Alta planner Phil Goff explained to attendees the possible routing of the trail from Thomaston to Beacon Falls, a section that would be called the Naugatuck River Greenway. He glossed over the Thomaston, Watertown and Waterbury segments and imparted some of the unique challenges of snaking such a trail through Naugatuck and Beacon Falls.
One of the most unique challenges, he said, is getting a trail to run adjacent to the river in the Naugatuck State Forest, along the section of Route 8 between the two towns girded on either side by cliffs.
One option for that stretch would be to construct a bridge from the east bank all the way over Route 8, the river and the railroad tracks to the west bank, where there would be ample space for a trail alongside the tracks. The bridge would likely cost between $10 and $15 million, he said, but would be “spectacular, the valley’s version of the Golden Gate Bridge.” The preliminary study calls for the construction of as many as five more, smaller bridges throughout the two towns, which Goff said would cost anywhere between $2 and $10 million.
The other option for the stretch between Naugatuck and Beacon Falls would be to keep the trail on the east side of the river and highway and actually build the trail into the side of the cliff—both by constructing “catwalk” platforms, carving a shelf out of the rock in some steep areas and reutilizing the old Route 8 roadbed.
The greenway would also run parallel to Main Street in Beacon Falls, alongside Breen Field and Linden Park in the borough and provide spur connections into downtown Naugatuck and through a more challenging portion of the state forest.
Among those present at Tuesday’s forum were Beacon Falls Selectman Mike Krenesky, Naugatuck Mayoral Aide Ed Carter and state Sen. Joseph Crisco.
Residents seemed chiefly concerned about how the project would be funded.
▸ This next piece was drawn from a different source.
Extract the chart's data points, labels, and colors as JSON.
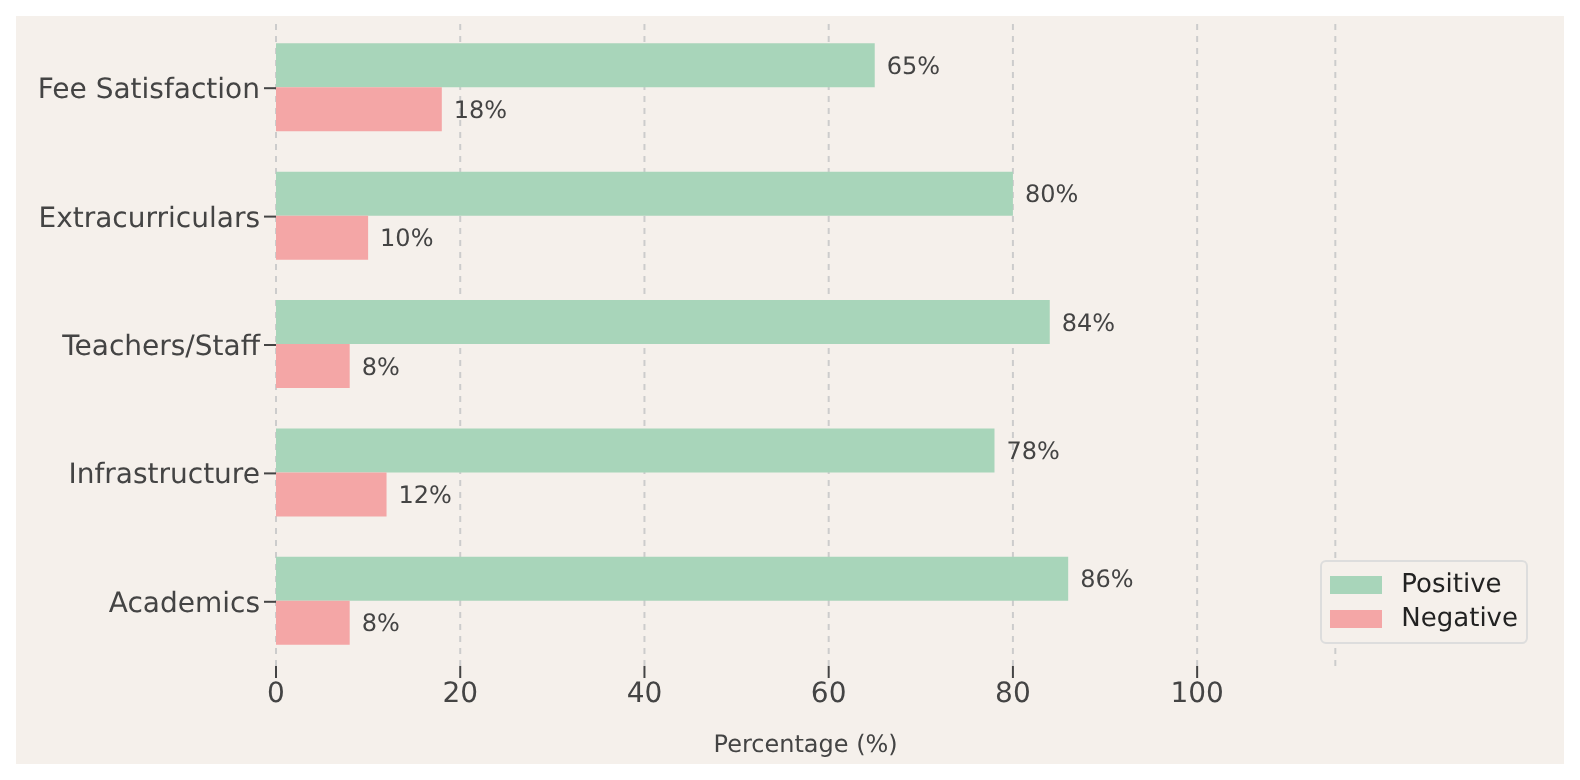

Gold said it was a “vision plan” and conceded it could take “decades” and that the “total price tag is going to be high.” He said the short-term goal is to find certain sections that might not take as much funding or alteration and work on those first.
Olson noted the plan is in keeping with federal Secretary of Transportation Ray LaHood’s planning philosophy, and planners would strive for federal funding.
But some worried that new development, like large bridges, could become eyesores and towns would be tasked with paying for their upkeep.
Carter said the greenway would only drive potential consumers into the downtown borough area, which could use a fresh injection of new business.
“Naugatuck has always made money from the factories along the river,” he said, “and now we’ll have the potential to make money on tourism.”
He added that the beauty of the riverbed area is belied by the cityscape directly surrounding it.
“I’ve got pictures [taken by the river], when you see them, you think you’re in New Hampshire or Vermont,” he said. “But no, you’re in Naugatuck. That’s the river. That’s the river we grew up fearing.”